Like an anti-rust agent on your car, antioxidants protect the body’s cells from oxidation and deterioration.

2. Blueberries reduce abdominal fat

The University of Michigan Cardiovascular Centre discovered eating blueberries had an effect on the genes linked to burning and storing fats.

3. Blueberries prevent hypertension

A study in the American Journal of Clinical Nutrition showed that anthocyanins (the blue-red pigments found in blueberries) protect against hypertension. Over a 14-year period, the research project demonstrated that people who ate more than 125 ml (1/2 cup) of blueberries a week reduced their risk of hypertension by 10%, compared with people who ate no blueberries.

4. Blueberries maintain your brain

Anthocyanins have also been linked with an increase in neuron signals in brain centers. A small study done by the University of Cincinnati Academic Health Center looked at the effects of drinking wild blueberry juice daily on older adults who were complaining of memory problems. Twelve weeks later, they noted an improvement in memory function among participants.

5. Blueberries reduce your risk of colon cancer

The results of a study published in the journal Carcinogenesis in 2010 showed that pterostilbene, a compound in blueberries, could offer protection against colon cancer, the second greatest cause of death, after lung cancer, among North Americans.
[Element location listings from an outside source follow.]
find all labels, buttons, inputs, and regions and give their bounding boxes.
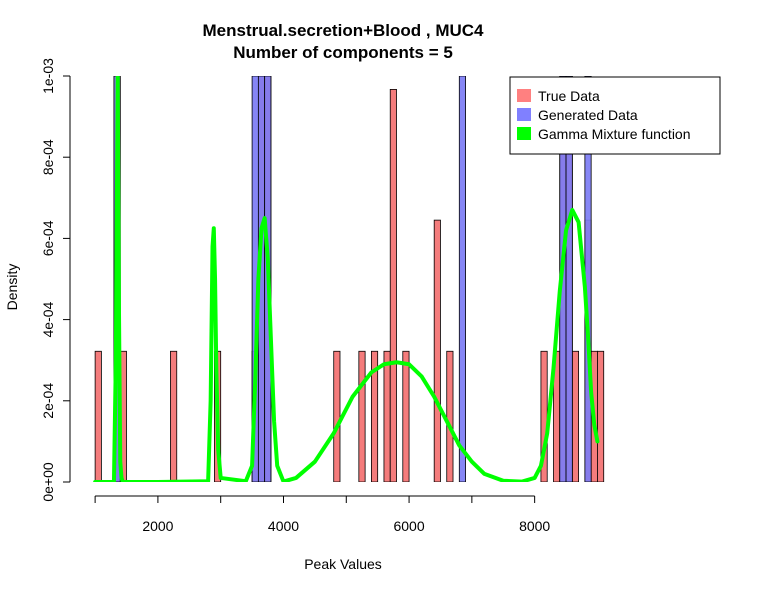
generated-data-bar-4 [458,76,466,482]
x-axis: 2000 4000 6000 8000 [94,495,550,534]
true-data-bar-15 [446,350,454,482]
legend-swatch-true-data [517,89,531,102]
x-tick-label-1: 4000 [268,518,299,534]
x-tick-label-0: 2000 [142,518,173,534]
y-tick-label-5: 1e-03 [40,58,56,94]
chart-title-line-1: Menstrual.secretion+Blood , MUC4 [202,21,484,40]
y-tick-label-0: 0e+00 [40,462,56,502]
true-data-bar-14 [433,219,441,482]
true-data-bar-0 [94,350,102,482]
legend: True Data Generated Data Gamma Mixture f… [509,76,721,155]
true-data-bar-23 [597,350,605,482]
generated-data-bar-6 [565,76,573,482]
x-tick-label-2: 6000 [393,518,424,534]
true-data-bar-10 [370,350,379,482]
y-tick-label-2: 4e-04 [40,301,56,337]
y-tick-label-1: 2e-04 [40,383,56,419]
legend-label-gamma-mixture: Gamma Mixture function [538,126,691,142]
true-data-bar-20 [571,350,580,482]
x-axis-label: Peak Values [304,556,382,572]
legend-label-generated-data: Generated Data [538,107,638,123]
y-axis-label: Density [4,264,20,311]
chart-title-line-2: Number of components = 5 [233,43,453,62]
true-data-bar-13 [402,350,410,482]
true-data-bar-9 [358,350,366,482]
y-tick-label-4: 8e-04 [40,139,56,175]
legend-label-true-data: True Data [538,88,600,104]
true-data-bar-12 [389,89,397,482]
legend-box [509,76,721,155]
legend-swatch-gamma-mixture [517,127,531,140]
gamma-mixture-curve [93,76,600,482]
true-data-bar-3 [170,350,178,482]
y-axis: 0e+00 2e-04 4e-04 6e-04 8e-04 1e-03 [40,58,71,502]
mixture-curve-layer [93,76,600,482]
x-tick-label-3: 8000 [519,518,550,534]
true-data-bar-11 [383,350,391,482]
true-data-bar-8 [333,350,341,482]
legend-swatch-generated-data [517,108,531,121]
y-tick-label-3: 6e-04 [40,220,56,256]
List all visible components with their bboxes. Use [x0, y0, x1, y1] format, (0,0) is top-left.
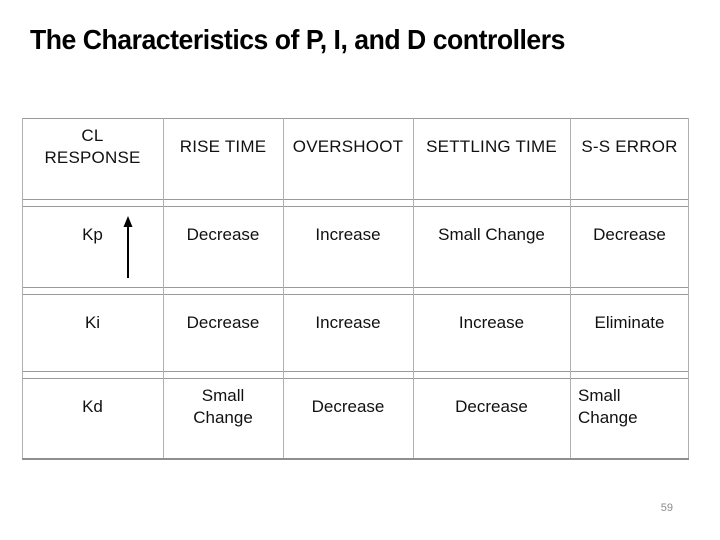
up-arrow-icon: [123, 216, 133, 278]
row-label-kp: Kp: [22, 207, 163, 278]
table-cell: Decrease: [186, 313, 260, 333]
table-cell: Decrease: [593, 225, 666, 245]
table-row-kd: Kd Small Change Decrease Decrease Small …: [22, 378, 689, 460]
column-header-rise-time: RISE TIME: [179, 137, 267, 157]
table-cell: Decrease: [455, 397, 528, 417]
table-header-row: CL RESPONSE RISE TIME OVERSHOOT SETTLING…: [22, 118, 689, 200]
table-cell: Increase: [315, 225, 381, 245]
table-vertical-rule: [283, 118, 284, 458]
table-vertical-rule: [22, 118, 23, 458]
table-row-ki: Ki Decrease Increase Increase Eliminate: [22, 294, 689, 372]
table-vertical-rule: [570, 118, 571, 458]
table-cell: Eliminate: [594, 313, 665, 333]
column-header-cl-response: CL RESPONSE: [44, 126, 141, 167]
table-cell: Small Change: [193, 386, 253, 427]
table-vertical-rule: [688, 118, 689, 458]
table-cell: Decrease: [186, 225, 260, 245]
column-header-overshoot: OVERSHOOT: [292, 137, 404, 157]
page-number: 59: [660, 502, 673, 514]
column-header-ss-error: S-S ERROR: [581, 137, 678, 157]
table-cell: Increase: [315, 313, 381, 333]
table-vertical-rule: [413, 118, 414, 458]
kp-label: Kp: [82, 225, 103, 245]
slide-title: The Characteristics of P, I, and D contr…: [30, 24, 565, 55]
column-header-settling-time: SETTLING TIME: [426, 137, 557, 157]
pid-characteristics-table: CL RESPONSE RISE TIME OVERSHOOT SETTLING…: [22, 118, 689, 460]
table-vertical-rule: [163, 118, 164, 458]
row-label-kd: Kd: [82, 397, 103, 417]
table-cell: Increase: [458, 313, 525, 333]
table-cell: Small Change: [578, 386, 638, 427]
row-label-ki: Ki: [84, 313, 101, 333]
table-row-kp: Kp Decrease Increase Small Change Decrea…: [22, 206, 689, 288]
table-cell: Decrease: [311, 397, 385, 417]
table-cell: Small Change: [438, 225, 545, 245]
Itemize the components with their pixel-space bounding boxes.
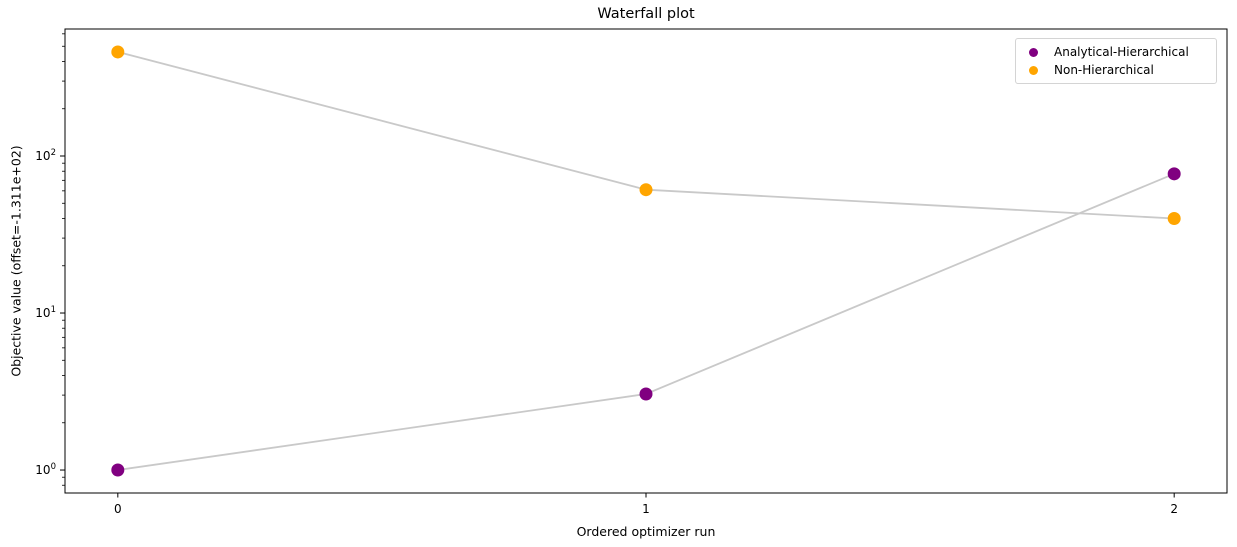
x-tick-label: 0 — [114, 502, 122, 516]
data-point-analytical-hierarchical-2 — [1167, 167, 1181, 181]
y-axis-label: Objective value (offset=-1.311e+02) — [8, 145, 24, 377]
legend-marker-analytical-hierarchical-icon — [1029, 47, 1038, 57]
y-tick-label: 100 — [35, 462, 56, 477]
y-tick-exponent: 2 — [51, 148, 56, 158]
x-axis-label: Ordered optimizer run — [576, 524, 716, 539]
chart-title: Waterfall plot — [597, 6, 695, 22]
data-point-analytical-hierarchical-1 — [639, 387, 653, 401]
plot-area-border — [64, 28, 1228, 494]
legend-marker-non-hierarchical-icon — [1029, 65, 1038, 75]
series-line-analytical-hierarchical — [116, 172, 1176, 471]
x-tick-label: 2 — [1170, 502, 1178, 516]
legend-label-analytical-hierarchical: Analytical-Hierarchical — [1054, 45, 1189, 59]
data-point-analytical-hierarchical-0 — [111, 463, 125, 477]
data-point-non-hierarchical-0 — [111, 45, 125, 59]
legend-label-non-hierarchical: Non-Hierarchical — [1054, 63, 1154, 77]
y-tick-exponent: 1 — [51, 305, 56, 315]
y-tick-exponent: 0 — [51, 462, 56, 472]
x-tick-label: 1 — [642, 502, 650, 516]
y-tick-label: 102 — [35, 148, 56, 163]
y-tick-label: 101 — [35, 305, 56, 320]
legend: Analytical-Hierarchical Non-Hierarchical — [1015, 38, 1217, 84]
data-point-non-hierarchical-2 — [1167, 211, 1181, 225]
data-point-non-hierarchical-1 — [639, 183, 653, 197]
legend-item-non-hierarchical: Non-Hierarchical — [1029, 64, 1208, 76]
legend-item-analytical-hierarchical: Analytical-Hierarchical — [1029, 46, 1208, 58]
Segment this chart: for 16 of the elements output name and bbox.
Researchers attached to Rutgers University in New Jersey revealed pterostilbene’s ability to suppress the growth of colon tumors and key inflammatory markers.
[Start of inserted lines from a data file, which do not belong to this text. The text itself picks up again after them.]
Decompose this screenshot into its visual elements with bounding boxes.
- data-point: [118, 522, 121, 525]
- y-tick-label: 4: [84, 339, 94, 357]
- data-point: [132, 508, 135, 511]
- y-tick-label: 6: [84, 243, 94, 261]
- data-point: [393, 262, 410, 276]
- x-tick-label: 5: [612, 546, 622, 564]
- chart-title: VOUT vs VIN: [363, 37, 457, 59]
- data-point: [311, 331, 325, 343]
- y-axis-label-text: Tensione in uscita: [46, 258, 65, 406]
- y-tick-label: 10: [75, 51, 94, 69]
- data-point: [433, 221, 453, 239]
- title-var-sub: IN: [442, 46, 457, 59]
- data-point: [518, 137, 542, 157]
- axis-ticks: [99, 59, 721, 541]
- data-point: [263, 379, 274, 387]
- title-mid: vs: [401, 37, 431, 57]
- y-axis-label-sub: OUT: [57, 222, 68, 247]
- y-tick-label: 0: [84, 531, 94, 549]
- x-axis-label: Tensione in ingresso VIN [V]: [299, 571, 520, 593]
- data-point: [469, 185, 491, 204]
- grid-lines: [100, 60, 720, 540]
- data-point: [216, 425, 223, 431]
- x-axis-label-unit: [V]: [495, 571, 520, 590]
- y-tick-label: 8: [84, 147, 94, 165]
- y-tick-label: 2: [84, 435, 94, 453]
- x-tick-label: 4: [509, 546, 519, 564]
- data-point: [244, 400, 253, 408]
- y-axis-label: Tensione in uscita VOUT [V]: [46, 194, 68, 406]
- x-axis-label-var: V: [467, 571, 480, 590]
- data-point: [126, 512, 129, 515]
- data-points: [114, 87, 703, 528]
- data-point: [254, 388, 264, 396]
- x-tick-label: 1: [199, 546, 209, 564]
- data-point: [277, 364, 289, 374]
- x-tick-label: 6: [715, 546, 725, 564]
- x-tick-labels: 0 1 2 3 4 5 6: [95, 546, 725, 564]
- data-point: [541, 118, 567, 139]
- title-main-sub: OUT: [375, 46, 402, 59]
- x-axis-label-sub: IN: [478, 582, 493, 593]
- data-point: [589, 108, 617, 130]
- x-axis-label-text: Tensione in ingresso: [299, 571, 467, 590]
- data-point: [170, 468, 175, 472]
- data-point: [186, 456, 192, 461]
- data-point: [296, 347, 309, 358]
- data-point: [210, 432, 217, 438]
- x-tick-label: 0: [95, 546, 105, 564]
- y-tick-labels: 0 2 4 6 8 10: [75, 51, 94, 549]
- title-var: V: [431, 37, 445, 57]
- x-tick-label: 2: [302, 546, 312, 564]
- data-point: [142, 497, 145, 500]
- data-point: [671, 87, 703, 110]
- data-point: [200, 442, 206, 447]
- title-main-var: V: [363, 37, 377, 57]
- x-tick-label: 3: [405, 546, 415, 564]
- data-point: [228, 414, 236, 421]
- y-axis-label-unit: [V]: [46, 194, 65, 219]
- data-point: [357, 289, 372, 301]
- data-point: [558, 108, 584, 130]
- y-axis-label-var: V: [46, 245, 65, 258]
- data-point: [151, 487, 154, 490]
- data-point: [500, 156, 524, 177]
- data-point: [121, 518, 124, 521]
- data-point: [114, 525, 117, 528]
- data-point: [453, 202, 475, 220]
6. Blueberries play a preventive role

Studies seem to indicate that blueberries play a role in preventing Alzheimer’s disease and Parkinson’s disease and can even lead to regression of these diseases. Blueberries also prevent urinary system diseases.

7. Blueberries and vision

Blueberries’ benefits to vision are recognized by reducing eye fatigue, improving night acuity and preventing blindness. The blueberry contains anthocyanin which plays a protective role on capillary walls and stimulates the regeneration of rhodopsin in the retinal rods. More simply put, blueberries contribute to improved low-light vision and reduce glare time. This property was clearly seen during World War II when Luftwaffe night bombers were literally force fed blueberries in order to improve their night vision. France shipped almost its entire harvest to the Royal Air Force until a few years ago.

Blueberry water compresses calm irritated eyes.
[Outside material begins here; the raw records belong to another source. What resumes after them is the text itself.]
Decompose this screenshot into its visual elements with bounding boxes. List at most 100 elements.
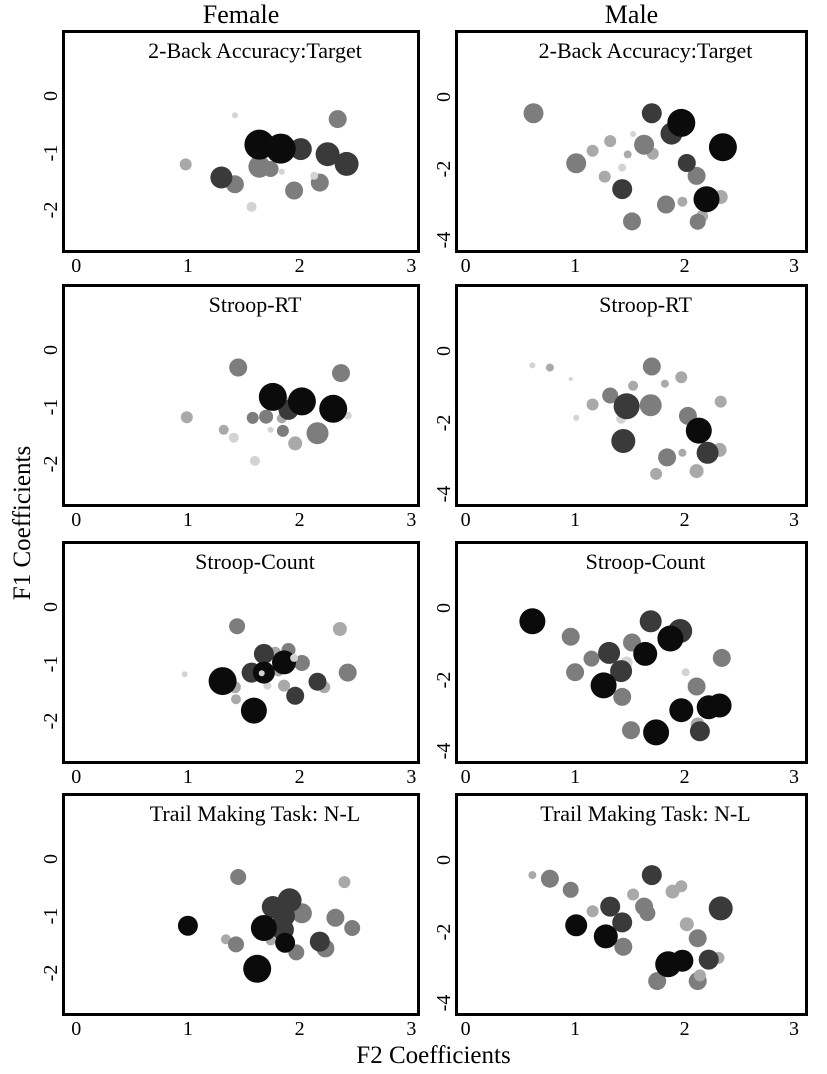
data-point bbox=[681, 668, 690, 677]
x-tick-label: 3 bbox=[789, 255, 800, 277]
panel-title: Trail Making Task: N-L bbox=[149, 801, 361, 826]
data-point bbox=[250, 915, 277, 941]
y-tick-label: -4 bbox=[433, 486, 455, 503]
x-tick-label: 3 bbox=[406, 766, 417, 788]
data-point bbox=[660, 379, 669, 388]
x-tick-label: 0 bbox=[460, 1018, 471, 1040]
data-point bbox=[231, 112, 238, 119]
data-point bbox=[657, 625, 684, 652]
x-tick-label: 3 bbox=[406, 509, 417, 531]
data-point bbox=[634, 134, 655, 155]
data-point bbox=[230, 869, 247, 885]
panel-female-2back: 2-Back Accuracy:Target 0 1 2 3 0 -1 -2 bbox=[40, 30, 420, 277]
data-point bbox=[286, 686, 305, 705]
x-tick-label: 2 bbox=[294, 509, 305, 531]
data-point bbox=[586, 144, 599, 157]
data-point bbox=[562, 881, 579, 898]
data-point bbox=[600, 896, 621, 917]
data-point bbox=[590, 672, 617, 699]
data-point bbox=[243, 954, 272, 983]
data-point bbox=[250, 455, 260, 466]
x-tick-label: 0 bbox=[460, 509, 471, 531]
plot-area bbox=[528, 865, 733, 991]
data-point bbox=[630, 131, 637, 137]
data-point bbox=[598, 170, 611, 183]
panel-male-stroop-count: Stroop-Count 0 1 2 3 0 -2 -4 bbox=[433, 541, 808, 788]
data-point bbox=[677, 154, 696, 172]
data-point bbox=[689, 721, 710, 742]
data-point bbox=[309, 931, 330, 952]
data-point bbox=[696, 441, 719, 464]
x-tick-label: 2 bbox=[294, 255, 305, 277]
data-point bbox=[272, 650, 296, 675]
data-point bbox=[276, 424, 289, 437]
data-point bbox=[669, 698, 694, 723]
panel-male-stroop-rt: Stroop-RT 0 1 2 3 0 -2 -4 bbox=[433, 284, 808, 531]
x-tick-label: 1 bbox=[570, 1018, 581, 1040]
data-point bbox=[693, 969, 706, 982]
y-tick-label: 0 bbox=[433, 855, 455, 866]
x-tick-label: 3 bbox=[789, 766, 800, 788]
data-point bbox=[310, 171, 319, 180]
data-point bbox=[639, 394, 662, 417]
panel-female-stroop-rt: Stroop-RT 0 1 2 3 0 -1 -2 bbox=[40, 284, 420, 531]
data-point bbox=[602, 387, 619, 404]
data-point bbox=[612, 912, 633, 933]
data-point bbox=[611, 429, 636, 453]
data-point bbox=[641, 865, 662, 886]
data-point bbox=[586, 398, 599, 411]
data-point bbox=[622, 721, 640, 740]
y-axis-label: F1 Coefficients bbox=[9, 445, 36, 601]
data-point bbox=[180, 411, 193, 424]
plot-area bbox=[519, 608, 732, 746]
panel-title: Stroop-RT bbox=[208, 292, 302, 317]
x-tick-label: 1 bbox=[182, 509, 193, 531]
data-point bbox=[685, 417, 712, 444]
panel-female-trail-making: Trail Making Task: N-L 0 1 2 3 0 -1 -2 bbox=[40, 793, 420, 1040]
data-point bbox=[650, 467, 663, 480]
data-point bbox=[315, 142, 340, 167]
data-point bbox=[220, 934, 231, 945]
y-tick-label: -4 bbox=[433, 232, 455, 249]
y-tick-label: -1 bbox=[40, 907, 62, 925]
data-point bbox=[181, 671, 188, 678]
panel-title: 2-Back Accuracy:Target bbox=[538, 38, 753, 63]
data-point bbox=[332, 622, 347, 636]
y-tick-label: 0 bbox=[40, 345, 62, 356]
data-point bbox=[658, 448, 677, 467]
data-point bbox=[628, 380, 639, 391]
panel-male-2back: 2-Back Accuracy:Target 0 1 2 3 0 -2 -4 bbox=[433, 30, 808, 277]
plot-area bbox=[179, 110, 359, 212]
x-tick-label: 1 bbox=[570, 766, 581, 788]
data-point bbox=[612, 179, 633, 200]
data-point bbox=[623, 150, 632, 159]
x-tick-label: 3 bbox=[789, 1018, 800, 1040]
y-tick-label: -2 bbox=[40, 201, 62, 219]
y-tick-label: 0 bbox=[433, 603, 455, 614]
x-tick-label: 1 bbox=[182, 766, 193, 788]
y-tick-label: -2 bbox=[40, 455, 62, 473]
data-point bbox=[698, 949, 719, 970]
plot-area bbox=[529, 357, 727, 480]
data-point bbox=[712, 648, 731, 667]
y-tick-label: -2 bbox=[433, 414, 455, 432]
data-point bbox=[648, 972, 667, 991]
y-tick-label: -2 bbox=[40, 964, 62, 982]
data-point bbox=[262, 161, 279, 177]
data-point bbox=[259, 409, 274, 424]
data-point bbox=[643, 719, 670, 746]
data-point bbox=[679, 917, 694, 932]
data-point bbox=[290, 653, 299, 662]
y-tick-label: 0 bbox=[40, 854, 62, 865]
data-point bbox=[573, 414, 580, 421]
data-point bbox=[285, 181, 304, 200]
x-tick-label: 2 bbox=[294, 1018, 305, 1040]
y-tick-label: -1 bbox=[40, 655, 62, 673]
y-tick-label: 0 bbox=[40, 602, 62, 613]
data-point bbox=[545, 363, 554, 372]
data-point bbox=[246, 201, 257, 212]
data-point bbox=[614, 937, 633, 956]
data-point bbox=[677, 196, 688, 207]
x-axis-label: F2 Coefficients bbox=[356, 1042, 511, 1069]
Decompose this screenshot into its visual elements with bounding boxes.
8. Blueberries and diabetes

The most recent research shows that biotransformed blueberry juice could reduce hypoglycemia and may protect against diabetes and obesity.

9. Cosmetic properties

Blueberry flower water is known for its softening and decongestive properties. It’s currently being promoted as a make-up removing lotion, particularly recommended for use around the eyes. Did you know that blueberry water compresses lighten the complexion?

In short, the wild blueberry significantly improves the brain and the body’s overall health and is a veritable elixir for aging healthfully.

There is no reason not to enjoy the blueberries flavour and benefits! It's the blue anti-aging elixir!


Wild blueberries, Canada's foremost fruit crop, represent over half of the country's fruit-growing lands and are exported to more than 30 countries, including the United States, Japan and Germany. Over 300 growers are Québec-based and 95% are in Saguenay-Lac-Saint-Jean region.